第6話:『重さを背負った元社員』
カラン、とドアベルが鳴り、一人の初老の男が店に入ってきた。田中と名乗ったその男は、つい先日定年を迎えたばかりだという。しかし、彼の背中は、まるで巨大な岩を背負っているかのように、深く丸まっていた。
「マスター。どうも、肩の荷が下りないんですよ」
田中は疲れた顔でカウンターに座った。定年を迎え、自由になったはずなのに、家で何をしても心が晴れない。彼の視線は、ずっと宙を彷徨っている。
「何か、やり残したことでもあるのかね?」俺は尋ねた。
田中は遠い目をして語り始めた。
「社内で進めていた、ある**『未完の企画書』**が原因だと思います。もう退職したから関係ないはずなんですが、頭から離れない。自宅の机に、その企画書が実体のない重さとなってのしかかっているような気がして……新しい生活を始められないんです」
それは、彼がリーダーを務めていたが、最終的に日の目を見ることなく終わったプロジェクトだった。彼はその失敗を「自分のせいだ」と長年心の奥底で責め続けていた。
俺は黙って、極上の豆で淹れた濃いエスプレッソを田中の前に置いた。
「この苦味は、君が人生で味わった、最も苦い失敗の味だ。だが、この苦味から目を背けてはいけない。真正面から向き合って、全てを飲み干すんだ」
田中は、眉間に皺を寄せながら、一口、エスプレッソを飲み込んだ。その苦さが、失敗したプロジェクトの記憶と、チームを解散させた時の部下たちの失望した顔を、鮮明に呼び起こした。
「失敗したこと自体が、君の重荷ではない。君がその失敗を、誰にも打ち明けず、一人で背負い込もうとしたことが、その重さの正体だ」
俺の言葉に、田中の手が震え、エスプレッソのカップがカチャリと音を立てた。彼は俯いたまま、持っていたスマートフォンをゆっくりと取り出した。

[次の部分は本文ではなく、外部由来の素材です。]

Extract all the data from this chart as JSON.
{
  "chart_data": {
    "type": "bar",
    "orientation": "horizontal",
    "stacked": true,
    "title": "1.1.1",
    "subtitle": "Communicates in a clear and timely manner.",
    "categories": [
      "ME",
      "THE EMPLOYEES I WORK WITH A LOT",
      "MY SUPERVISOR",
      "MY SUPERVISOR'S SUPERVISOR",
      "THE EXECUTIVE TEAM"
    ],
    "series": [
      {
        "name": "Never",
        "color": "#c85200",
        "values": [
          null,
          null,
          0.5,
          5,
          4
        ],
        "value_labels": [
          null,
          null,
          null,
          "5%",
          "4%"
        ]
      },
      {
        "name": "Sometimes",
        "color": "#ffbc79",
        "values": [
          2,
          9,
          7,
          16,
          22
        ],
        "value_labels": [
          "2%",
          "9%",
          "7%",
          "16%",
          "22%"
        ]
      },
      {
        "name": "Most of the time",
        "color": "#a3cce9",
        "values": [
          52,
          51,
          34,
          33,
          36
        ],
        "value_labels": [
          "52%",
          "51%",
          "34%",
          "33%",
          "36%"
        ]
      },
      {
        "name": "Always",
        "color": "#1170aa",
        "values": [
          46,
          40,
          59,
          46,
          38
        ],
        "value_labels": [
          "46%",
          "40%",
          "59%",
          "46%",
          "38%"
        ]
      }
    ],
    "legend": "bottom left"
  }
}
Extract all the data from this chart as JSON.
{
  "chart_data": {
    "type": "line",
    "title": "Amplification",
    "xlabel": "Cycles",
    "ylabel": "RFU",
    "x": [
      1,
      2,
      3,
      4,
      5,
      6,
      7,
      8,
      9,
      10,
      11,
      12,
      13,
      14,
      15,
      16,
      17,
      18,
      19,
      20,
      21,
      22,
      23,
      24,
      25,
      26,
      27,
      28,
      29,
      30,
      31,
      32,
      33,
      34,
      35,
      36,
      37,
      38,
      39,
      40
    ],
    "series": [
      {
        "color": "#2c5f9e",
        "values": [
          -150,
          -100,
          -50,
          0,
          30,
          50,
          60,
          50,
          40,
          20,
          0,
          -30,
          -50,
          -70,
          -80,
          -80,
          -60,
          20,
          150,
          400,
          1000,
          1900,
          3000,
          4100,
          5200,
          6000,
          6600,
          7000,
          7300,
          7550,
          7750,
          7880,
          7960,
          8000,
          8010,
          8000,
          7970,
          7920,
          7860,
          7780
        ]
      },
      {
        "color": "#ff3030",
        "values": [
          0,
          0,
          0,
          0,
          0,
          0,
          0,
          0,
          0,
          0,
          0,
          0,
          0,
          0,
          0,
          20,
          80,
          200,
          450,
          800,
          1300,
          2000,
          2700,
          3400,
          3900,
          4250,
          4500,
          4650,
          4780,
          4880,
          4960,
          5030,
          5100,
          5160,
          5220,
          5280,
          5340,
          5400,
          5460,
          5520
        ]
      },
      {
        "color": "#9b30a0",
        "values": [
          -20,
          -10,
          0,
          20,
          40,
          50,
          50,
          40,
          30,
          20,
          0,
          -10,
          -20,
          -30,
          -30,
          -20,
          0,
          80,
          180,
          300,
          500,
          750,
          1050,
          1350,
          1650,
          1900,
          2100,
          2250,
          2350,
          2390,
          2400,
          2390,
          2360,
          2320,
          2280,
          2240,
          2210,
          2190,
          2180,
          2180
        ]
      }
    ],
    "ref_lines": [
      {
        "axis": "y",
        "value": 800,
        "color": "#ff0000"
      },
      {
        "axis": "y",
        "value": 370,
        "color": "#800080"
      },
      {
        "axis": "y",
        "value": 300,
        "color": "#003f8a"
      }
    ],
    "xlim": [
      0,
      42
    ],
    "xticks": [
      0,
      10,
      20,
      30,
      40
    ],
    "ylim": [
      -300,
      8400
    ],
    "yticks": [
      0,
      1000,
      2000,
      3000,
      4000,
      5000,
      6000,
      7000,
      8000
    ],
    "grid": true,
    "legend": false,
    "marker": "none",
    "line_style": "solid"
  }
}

「私は……あの時、君たちにきちんと感謝の言葉も言えなかった」
田中は、震える声でかつての部下に電話をかけ、企画書を完成させられなかったこと、そして彼らの努力に感謝していることを、包み隠さず伝えた。
電話を切った瞬間、田中の背中を覆っていた見えない重さが、フッと消え失せるのを、俺は感じた。
田中は、残りのエスプレッソをゆっくりと口に含んだ。
「……マスター。不思議だ。さっきまで、ただ苦いだけだったこの珈琲が、ほんのりと甘く感じます」
彼の顔に、定年を迎えた男の、ようやく解放された穏やかな笑顔が浮かんでいた。